Train a GPT2 causal language model on the Atlas pretraining dataset:

# Full pretraining (6M parameter model, matches Waypoint-6m)
python pretrain.py \
    --model_config configs/models/gpt2-6m.yaml \
    --pretrain_config configs/pretraining.yaml \
    --output_dir outputs/pretrain

# Train a larger model
python pretrain.py \
    --model_config configs/models/gpt2-45m.yaml \
    --pretrain_config configs/pretraining.yaml \
    --output_dir outputs/pretrain_45m

Available model configs (in configs/models/):

Config	Layers	Embedding	Heads	~Params
`gpt2-6m.yaml`	8	256	4	6M
`gpt2-6m-mgm.yaml`	8	256	8	6M
`gpt2-10m.yaml`	8	320	5	10M
`gpt2-18m.yaml`	10	384	6	18M
`gpt2-29m.yaml`	12	448	7	29M
`gpt2-45m.yaml`	14	512	8	45M
`gpt2-79m.yaml`	16	640	10	79M
`gpt2-85m-gpt-small.yaml`	12	768	12	85M
`gpt2-170m.yaml`	24	768	12	170M

The script will:

Download the pretraining dataset from outpost-bio/Atlas
Build a taxonomic tokenizer from the data
Compute per-token abundance statistics for z-score ordering
Train a GPT2 model with next-token prediction and early stopping
Save the best model to outputs/pretrain/best_model/

Pretraining on your own data

Pass --data PATH to pretrain on a local file instead of downloading Atlas.

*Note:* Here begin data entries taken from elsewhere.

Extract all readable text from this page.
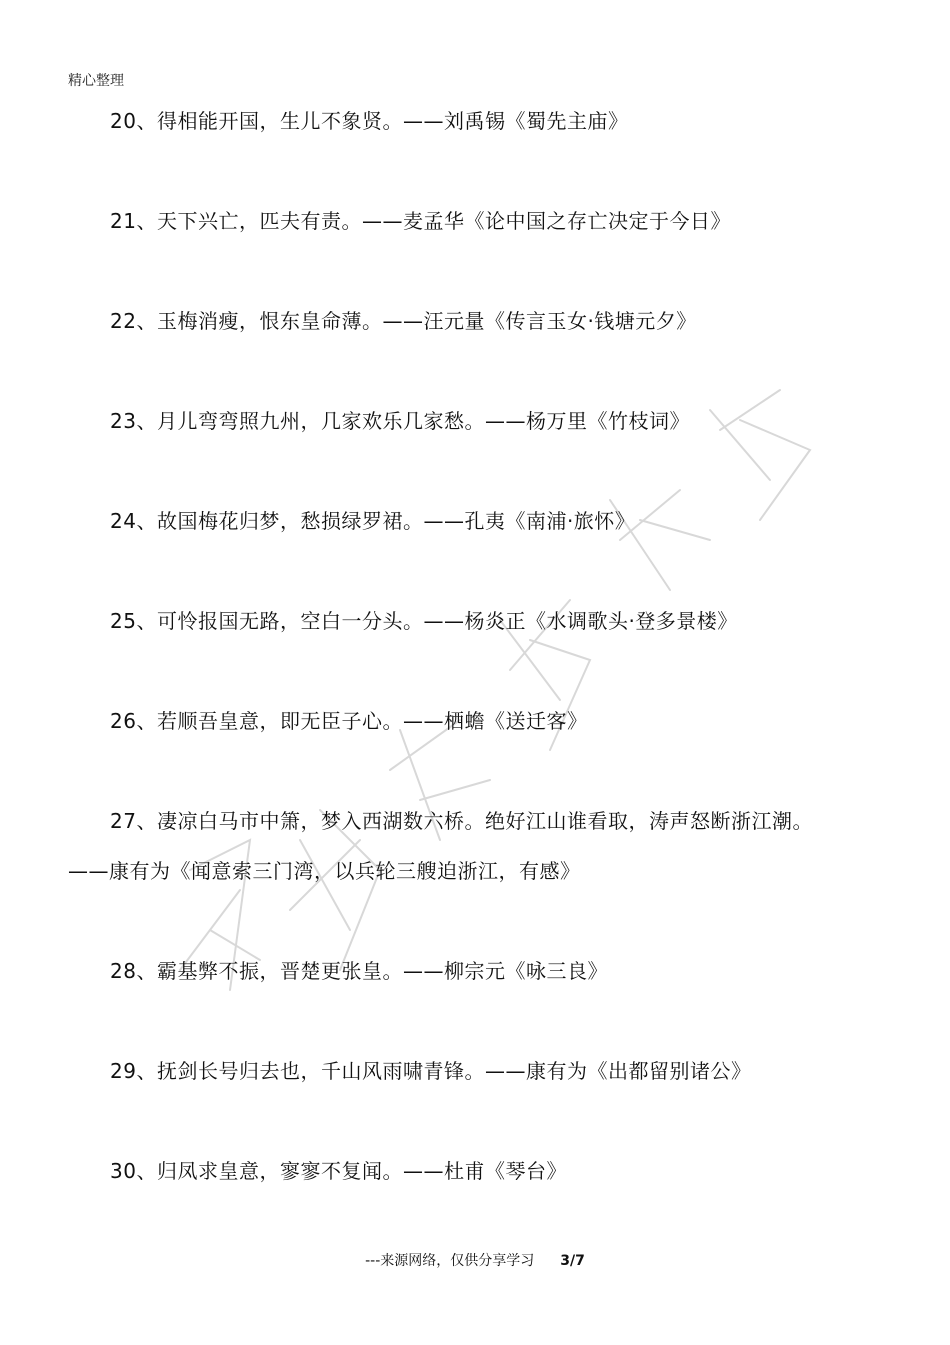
精心整理
20、得相能开国，生儿不象贤。——刘禹锡《蜀先主庙》
21、天下兴亡，匹夫有责。——麦孟华《论中国之存亡决定于今日》
22、玉梅消瘦，恨东皇命薄。——汪元量《传言玉女·钱塘元夕》
23、月儿弯弯照九州，几家欢乐几家愁。——杨万里《竹枝词》
24、故国梅花归梦，愁损绿罗裙。——孔夷《南浦·旅怀》
25、可怜报国无路，空白一分头。——杨炎正《水调歌头·登多景楼》
26、若顺吾皇意，即无臣子心。——栖蟾《送迁客》
27、凄凉白马市中箫，梦入西湖数六桥。绝好江山谁看取，涛声怒断浙江潮。
——康有为《闻意索三门湾，以兵轮三艘迫浙江，有感》
28、霸基弊不振，晋楚更张皇。——柳宗元《咏三良》
29、抚剑长号归去也，千山风雨啸青锋。——康有为《出都留别诸公》
30、归凤求皇意，寥寥不复闻。——杜甫《琴台》
---来源网络，仅供分享学习 3/7
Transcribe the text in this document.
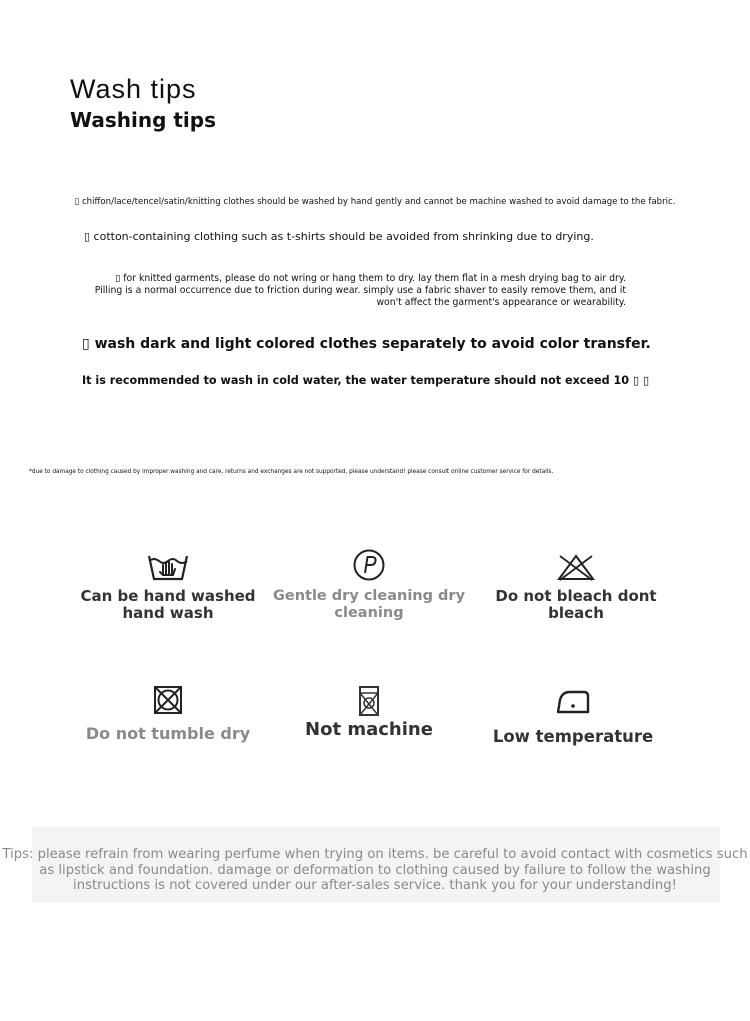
Wash tips
Washing tips
▯ chiffon/lace/tencel/satin/knitting clothes should be washed by hand gently and cannot be machine washed to avoid damage to the fabric.
▯ cotton-containing clothing such as t-shirts should be avoided from shrinking due to drying.
▯ for knitted garments, please do not wring or hang them to dry. lay them flat in a mesh drying bag to air dry. Pilling is a normal occurrence due to friction during wear. simply use a fabric shaver to easily remove them, and it won't affect the garment's appearance or wearability.
▯ wash dark and light colored clothes separately to avoid color transfer.
It is recommended to wash in cold water, the water temperature should not exceed 10 ▯ ▯
*due to damage to clothing caused by improper washing and care, returns and exchanges are not supported, please understand! please consult online customer service for details.
Can be hand washed hand wash
Gentle dry cleaning dry cleaning
Do not bleach dont bleach
Do not tumble dry	Not machine	Low temperature
Tips: please refrain from wearing perfume when trying on items. be careful to avoid contact with cosmetics such as lipstick and foundation. damage or deformation to clothing caused by failure to follow the washing instructions is not covered under our after-sales service. thank you for your understanding!
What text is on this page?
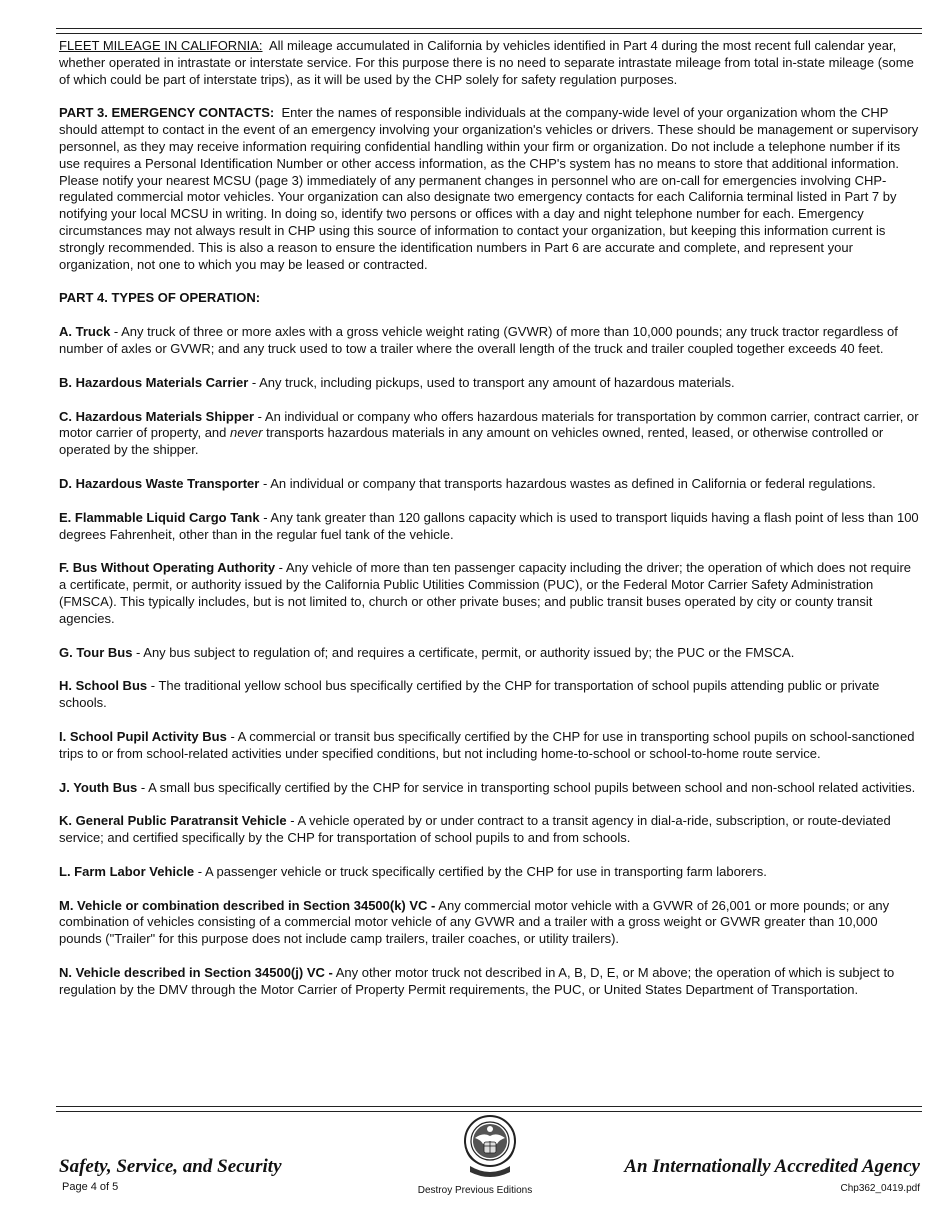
FLEET MILEAGE IN CALIFORNIA: All mileage accumulated in California by vehicles identified in Part 4 during the most recent full calendar year, whether operated in intrastate or interstate service. For this purpose there is no need to separate intrastate mileage from total in-state mileage (some of which could be part of interstate trips), as it will be used by the CHP solely for safety regulation purposes.

PART 3. EMERGENCY CONTACTS: Enter the names of responsible individuals at the company-wide level of your organization whom the CHP should attempt to contact in the event of an emergency involving your organization's vehicles or drivers. These should be management or supervisory personnel, as they may receive information requiring confidential handling within your firm or organization. Do not include a telephone number if its use requires a Personal Identification Number or other access information, as the CHP's system has no means to store that additional information. Please notify your nearest MCSU (page 3) immediately of any permanent changes in personnel who are on-call for emergencies involving CHP-regulated commercial motor vehicles. Your organization can also designate two emergency contacts for each California terminal listed in Part 7 by notifying your local MCSU in writing. In doing so, identify two persons or offices with a day and night telephone number for each. Emergency circumstances may not always result in CHP using this source of information to contact your organization, but keeping this information current is strongly recommended. This is also a reason to ensure the identification numbers in Part 6 are accurate and complete, and represent your organization, not one to which you may be leased or contracted.

PART 4. TYPES OF OPERATION:

A. Truck - Any truck of three or more axles with a gross vehicle weight rating (GVWR) of more than 10,000 pounds; any truck tractor regardless of number of axles or GVWR; and any truck used to tow a trailer where the overall length of the truck and trailer coupled together exceeds 40 feet.

B. Hazardous Materials Carrier - Any truck, including pickups, used to transport any amount of hazardous materials.

C. Hazardous Materials Shipper - An individual or company who offers hazardous materials for transportation by common carrier, contract carrier, or motor carrier of property, and never transports hazardous materials in any amount on vehicles owned, rented, leased, or otherwise controlled or operated by the shipper.

D. Hazardous Waste Transporter - An individual or company that transports hazardous wastes as defined in California or federal regulations.

E. Flammable Liquid Cargo Tank - Any tank greater than 120 gallons capacity which is used to transport liquids having a flash point of less than 100 degrees Fahrenheit, other than in the regular fuel tank of the vehicle.

F. Bus Without Operating Authority - Any vehicle of more than ten passenger capacity including the driver; the operation of which does not require a certificate, permit, or authority issued by the California Public Utilities Commission (PUC), or the Federal Motor Carrier Safety Administration (FMSCA). This typically includes, but is not limited to, church or other private buses; and public transit buses operated by city or county transit agencies.

G. Tour Bus - Any bus subject to regulation of; and requires a certificate, permit, or authority issued by; the PUC or the FMSCA.

H. School Bus - The traditional yellow school bus specifically certified by the CHP for transportation of school pupils attending public or private schools.

I. School Pupil Activity Bus - A commercial or transit bus specifically certified by the CHP for use in transporting school pupils on school-sanctioned trips to or from school-related activities under specified conditions, but not including home-to-school or school-to-home route service.

J. Youth Bus - A small bus specifically certified by the CHP for service in transporting school pupils between school and non-school related activities.

K. General Public Paratransit Vehicle - A vehicle operated by or under contract to a transit agency in dial-a-ride, subscription, or route-deviated service; and certified specifically by the CHP for transportation of school pupils to and from schools.

L. Farm Labor Vehicle - A passenger vehicle or truck specifically certified by the CHP for use in transporting farm laborers.

M. Vehicle or combination described in Section 34500(k) VC - Any commercial motor vehicle with a GVWR of 26,001 or more pounds; or any combination of vehicles consisting of a commercial motor vehicle of any GVWR and a trailer with a gross weight or GVWR greater than 10,000 pounds ("Trailer" for this purpose does not include camp trailers, trailer coaches, or utility trailers).

N. Vehicle described in Section 34500(j) VC - Any other motor truck not described in A, B, D, E, or M above; the operation of which is subject to regulation by the DMV through the Motor Carrier of Property Permit requirements, the PUC, or United States Department of Transportation.

Safety, Service, and Security	An Internationally Accredited Agency
Page 4 of 5	Destroy Previous Editions	Chp362_0419.pdf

The file must be in waypoint format — a .parquet/.csv/.tsv with two list-columns, Taxa and Relative Abundances:

python pretrain.py \
    --data path/to/my_samples.parquet \
    --model_config configs/models/gpt2-6m.yaml \
    --pretrain_config configs/pretraining.yaml \
    --output_dir outputs/pretrain

If your data is a sample × taxa abundance matrix instead, serialize it first with prepare_dataset.py — see Preparing a dataset from an abundance matrix.

Benchmarking

Evaluate a pretrained model on all 8 Compass tasks:

# Benchmark the published model from HuggingFace Hub
python benchmark.py --model outpost-bio/Waypoint-6m --output_dir outputs/benchmark

# Benchmark a locally pretrained model
python benchmark.py --model outputs/pretrain/best_model --output_dir outputs/benchmark

The script will:

Load the pretrained model and tokenizer
For each task: download data, fine-tune with a classification/regression head, evaluate on the test set
Report per-task scores and the final benchmark score (mean across tasks)
Save results to outputs/benchmark/benchmark_results.json

Fine-tuning on Your Own Labels

Use finetune.py to fine-tune a published Waypoint checkpoint from the Hugging Face Hub, or a local checkpoint such as outputs/pretrain/best_model, on your own labelled data. The task-specific inputs are command-line arguments; the config file contains the remaining fine-tuning settings.

The input must be a waypoint-format .parquet/.csv/.tsv with Taxa, Relative Abundances, and a target column. If your labels live in a separate metadata table, merge them when preparing the dataset:

python prepare_dataset.py \
    --input my_matrix.csv \
    --metadata sample_labels.csv \
    --output my_dataset.parquet

Classification example (Compass mgnify-biomes, target Biome 1):

python finetune.py \
    --model outpost-bio/Waypoint-6m \
    --data data/compass_biome1_smoke.parquet \
    --output_dir outputs/finetune_biome1 \
    --task_type classification \
    --target "Biome 1" \
    --config configs/finetune_classification.yaml

Regression example (Compass mastrorilli, target Degradation Rate; includes Drug as a categorical covariate, matching benchmark.py):

python finetune.py \
    --model outpost-bio/Waypoint-6m \
    --data data/compass_degradation_smoke.parquet \
    --output_dir outputs/finetune_degradation \
    --task_type regression \
    --target "Degradation Rate" \
    --covariate_column Drug \
    --config configs/finetune_regression.yaml

The config is flat and contains settings such as max_length, split fractions, batch size, learning rate, and early stopping patience. To add a categorical covariate, pass --covariate_column COLUMN. To use LoRA, set use_lora: true; the default target modules are GPT-2 style attention/projection layers (c_attn, c_proj). By default, finetune.py makes a random 80/10/10 train/validation/test split. To use predefined splits, set split_column to a column with values such as train, validation, and test. Outputs include finetune_results.json, per-split metric JSON files, checkpoints, and best_model/ with the tokenizer, base model, fine-tuned head/adaptor state, and fine-tuning metadata.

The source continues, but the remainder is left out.